Somut olayda; Bölge Adliye Mahkemesinin 03.11.2021 tarihli kararının gerekçesine hak düşürücü süre yönünden yapılan hukuki değerlendirme hatalıdır. İlgililerin dava hakkına ilişkin düzenleme incelendiğinde, 4721 sayılı Türk Medeni Kanunu'nun 298 maddesinde ilgililerin bu davayı açabilecekleri ve hatta davanın tanıyana açılacağı hüküm altına alındığına göre ilgililer bakımından da 5 yıllık hak düşürücü süre geçerlidir. Tanıma işlemini "geç öğrenme" iddiasının tek başına 300 üncü maddenin son fıkrası ile düzenlenen gecikmeyi haklı kılan sebep olarak kabul edilmesi de mümkün değildir. Başka bir anlatımla; geç öğrenmenin haklı bir sebebi varsa sebebin ortadan kalkmasından veya elde olmayan bir sebeple dava açılamaması halinde sebebin ortadan kalkmasından başlayarak bir ay içinde dava açılabilir. Aksi düşüncenin kabulü kanun metninin açıklığı karşısında mümkün değildir.Kanun koyucunun amacı 5 yıllık hak düşürücü süre ile kamu düzenini korumaktır. Bu nedenle kanun koyucunun amacı salt geç öğrenme halinde bir aylık ek sürede dava açma hakkı tanımak olsaydı tanımanın bu sürelerde öğrenilmemesi halinde, öğrenmeden itibaren bir ay içinde dava açılabileceğine ilişkin açık kanuni düzenleme yapardı. Nitekim kanun gerekçesinde de "İkinci fıkrada, ilgililerin davası hakkının hak düşürücü süreleri yine bir ve beş yıl olarak düzenlenmiş; bir yıllık sürenin davacının tanımayı ve tanıyanın çocuğun babası olamayacağını öğrendiği tarihten, beş yıllık sürenin ise yine tanıma tarihinden itibaren işlemeye başlayacağı belirtilmiştir.Son fıkrada ise, hak üşürücü süreler geçtiği hâlde davanın haklı bir sebeple açılamıyor olması durumu için, haklı sebebin ortadan kalktığı tarihten itibaren bir aylık ek süre tanınmaktadır. İsviçre Medenî Kanununun bu hükmünü karşılayan 260c maddesinin son fıkra hükmünde ise herhangi bir ek süreden söz edilmemektedir.
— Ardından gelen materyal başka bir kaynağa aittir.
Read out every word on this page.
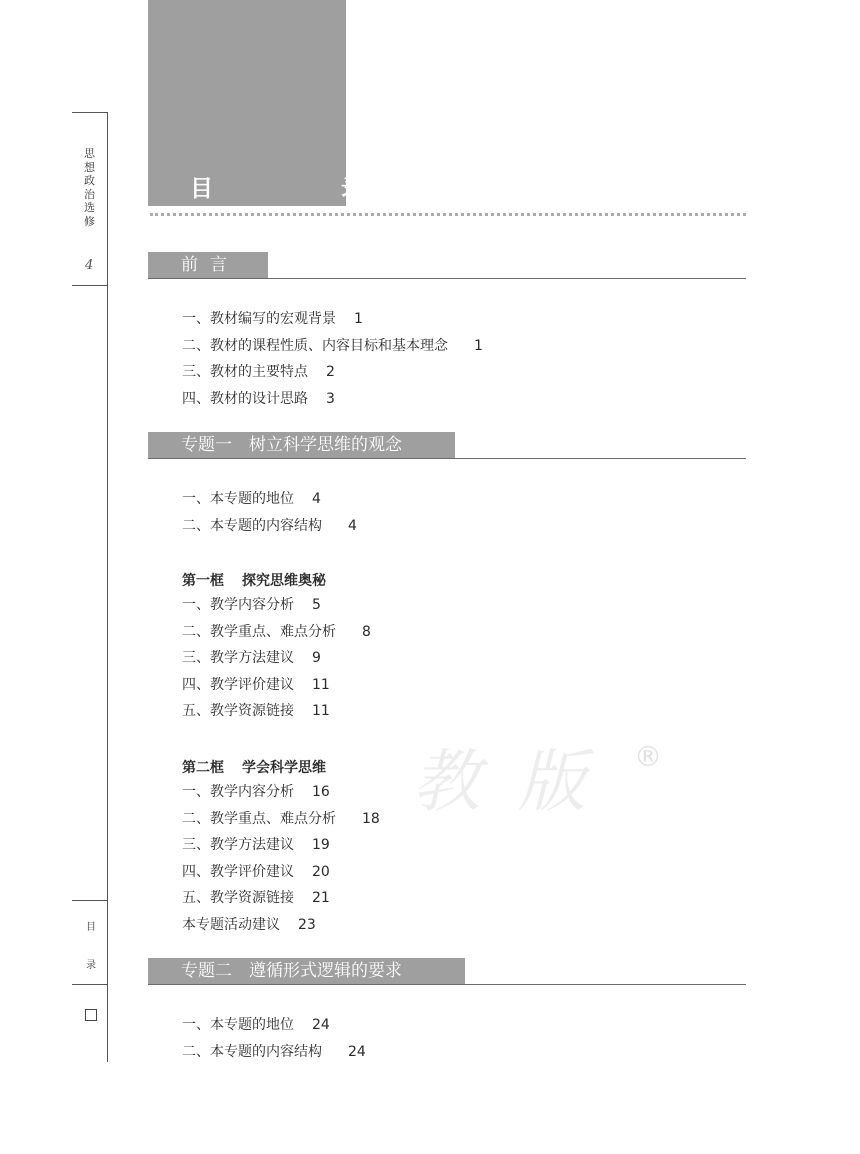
思想政治选修
4
目
录
目 录
前言
一、教材编写的宏观背景 1
二、教材的课程性质、内容目标和基本理念 1
三、教材的主要特点 2
四、教材的设计思路 3
专题一　树立科学思维的观念
一、本专题的地位 4
二、本专题的内容结构 4
第一框 探究思维奥秘
一、教学内容分析 5
二、教学重点、难点分析 8
三、教学方法建议 9
四、教学评价建议 11
五、教学资源链接 11
第二框 学会科学思维
一、教学内容分析 16
二、教学重点、难点分析 18
三、教学方法建议 19
四、教学评价建议 20
五、教学资源链接 21
本专题活动建议 23
专题二　遵循形式逻辑的要求
一、本专题的地位 24
二、本专题的内容结构 24
教 版 ®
Maddede, haklı sebep ortadan kalktıktan sonra davanın ne zamana kadar açılabileceğinin kanunda açıkça düzenlenmesi gerektiğinden hareketle, bir aylık bir süre belirlenmesi uygun görülmüştür." şeklinde ek sürenin haklı bir sebep olması halinde uygulanması gerektiği hususu açıklanmıştır. Hak düşürücü sürelere ilişkin kurallar açık ve kesin şekilde düzenlendiğinden açıkça kıyas yapılacağına ilişkin bir düzenleme olmadığı sürece kıyas yoluyla genişletilemezler. Özetle davanın hak düşürücü sürede açılmaması için haklı bir sebep olması gerektiğinden salt geç öğrenme iddiası ile bir aylık ek süreden yararlanılması mümkün değildir.
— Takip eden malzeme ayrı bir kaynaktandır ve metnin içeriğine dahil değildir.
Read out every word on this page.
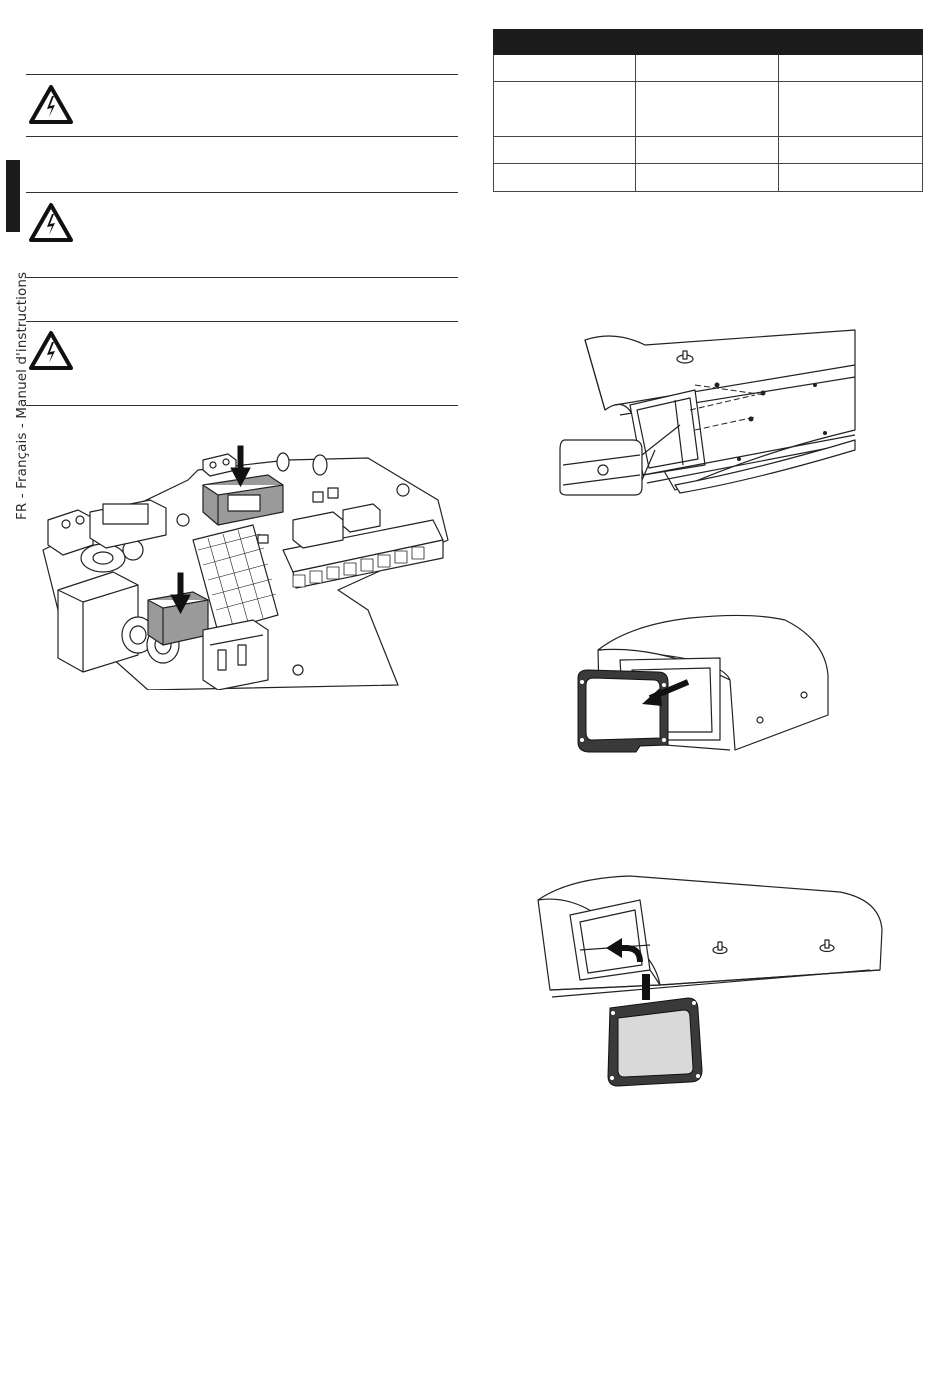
FR - Français - Manuel d'instructions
Açıklanan sebeple; İlk Derece Mahkemesinin 28.01.2020 tarihli kararının gerekçesinde de belirtildiği üzere; 05.12.2001 tarihli tanıma işleminin iptali davasının 5 yıllık hak düşürücü sürede açılmadığı ve gecikmeyi haklı kılan bir sebep de iddia edilmediğinden davanın hak düşürücü süreden reddine karar verilmesi gerekirken işin esasının incelenerek davanın reddine karar verilmesi doğru değilse de bu husus yeniden yargılamayı gerektirmediğinden İlk Derece Mahkemesi kararının gerekçesinin bu şekilde değiştirilerek sonucu itibariyle davanın reddine karar verilmesi doğru bulduğundan hükmün onanmasına karar verilmesi gerekmiştir.

KARAR

Açıklanan sebeple;

1.Davacı ... vekilinin diğer temyiz itirazlarının reddine,

2.Davacı ... vekilinin İlk Derece Mahkemesince yapılan değerlendirmeye yönelik temyiz itirazlarının kabulü ile İlk Derece Mahkemesi kararına karşı istinaf başvurusunun esastan reddine dair Bölge Adliye Mahkemesi kararının ORTADAN KALDIRILMASINA,

3.İlk Derece Mahkemesi kararının gerekçesinin değiştirilerek ve düzeltilerek ONANMASINA,İstek hâlinde peşin alınan temyiz harcının ilgiliye iadesine, Dosyanın İlk Derece Mahkemesine, kararın bir örneğinin Bölge Adliye Mahkemesine gönderilmesine,10.02.2025 tarihinde oy birliğiyle karar verildi.